2. An alternative source for the diffusion (or Taylor) cloud chamber

Diffusion cloud chambers are easy to use and have great educational benefit in allowing students to observe directly the tracks of radioactive particles as they are emitted. The diffusion cloud chambers sold by school science equipment suppliers in the 1960s and 1970s used small radium paint sources of nominal activity about 1 kBq. These sources are no longer available and suitable new sources in the UK are not easy to obtain. Fortunately, a thoriated tungsten electrode can be used as a cloud chamber source. These are designed for TIG (tungsten inert gas) welding fabrication and are commonly available from welding supplies shops. The type used in the test experiments was an SWP brand 2% thoriated tungsten electrode, type WT20, with rod diameter 3.2 mm and length 150 mm, conforming to ISO 6848 (see Websites). There are also 4% thoriated tungsten electrodes, but these are uncommon. The price of an electrode is about £3. The 2% thorium electrode has an identifying red colour tip.

The electrode is put through the cloud chamber and corks/bungs placed firmly on each end to keep it in place. If you are modifying a cloud chamber for this source, holes drilled in the sides should be set so that the electrode centre is about 7 mm above the chamber floor.

Put dry ice pieces in the lower chamber and replace the bottom lid. Dampen the felt inside the upper chamber with a few cubic centimetres of ethanol. Replace the lid and rub it clean with a soft duster. Within a few minutes you should see tracks. These are caused by condensation of ethanol. The low temperature in the chamber causes the ethanol vapour to become supersaturated and, in the absence of dust, the ions produced by the ionising radiation act as nucleation sites on which condensation forms.

Figure 5 shows the α particle tracks; they appear at a rate of about one or two every second. The α tracks vary in length, up to a maximum length of around 4 cm, because some α emissions come from just within the electrode surface and lose energy before emerging. Occasionally, a V-shaped emission appears from the rod surface. This is caused by the decay by α emission of 220Rn (a product in the decay chain of 232Th) followed almost immediately by the decay by α emission of 210Po.

More advanced workα particles are much more massive than electrons; for a particular velocity, α particles have much greater momentum than β particles and are deflected less on collision. α particles tend to travel in straight lines through air except for occasional collisions with nuclei of atoms (which produce observable deflections, as in the α particle track in the middle of Figure 6).
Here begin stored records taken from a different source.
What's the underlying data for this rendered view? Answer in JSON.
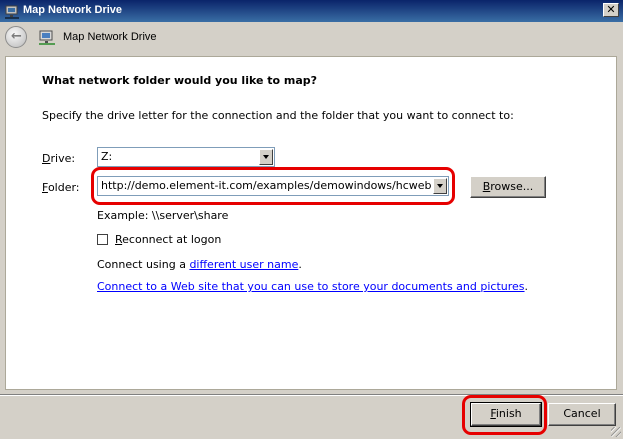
{
  "window": {
    "title": "Map Network Drive",
    "close_label": "✕"
  },
  "header": {
    "title": "Map Network Drive"
  },
  "content": {
    "heading": "What network folder would you like to map?",
    "instruction": "Specify the drive letter for the connection and the folder that you want to connect to:",
    "drive": {
      "label_mnemonic": "D",
      "label_rest": "rive:",
      "value": "Z:"
    },
    "folder": {
      "label_mnemonic": "F",
      "label_rest": "older:",
      "value": "http://demo.element-it.com/examples/demowindows/hcweb"
    },
    "browse": {
      "label_mnemonic": "B",
      "label_rest": "rowse..."
    },
    "example": "Example: \\\\server\\share",
    "reconnect": {
      "label_mnemonic": "R",
      "label_rest": "econnect at logon",
      "checked": false
    },
    "connect_using": {
      "prefix": "Connect using a ",
      "link": "different user name",
      "suffix": "."
    },
    "web_link": {
      "link": "Connect to a Web site that you can use to store your documents and pictures",
      "suffix": "."
    }
  },
  "footer": {
    "finish": {
      "label_mnemonic": "F",
      "label_rest": "inish"
    },
    "cancel": "Cancel"
  },
  "colors": {
    "highlight": "#e60000",
    "link": "#0000ff"
  }
}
Low-energy β emissions produce tortuous tracks compared with α emissions because they are deflected more readily by collisions. The tracks from β radiation can be observed in the cloud chamber but they are much fainter because β radiation is far less ionising than α radiation. A way to identify β tracks is to take a number of photographs at 1 second intervals with a digital camera and flash, say 20 or so, and then download the images to a computer. Zoom in on the photographs and you may be able to pick out some images that show β radiation tracks. The contrast may be better if the pictures are converted to greyscale.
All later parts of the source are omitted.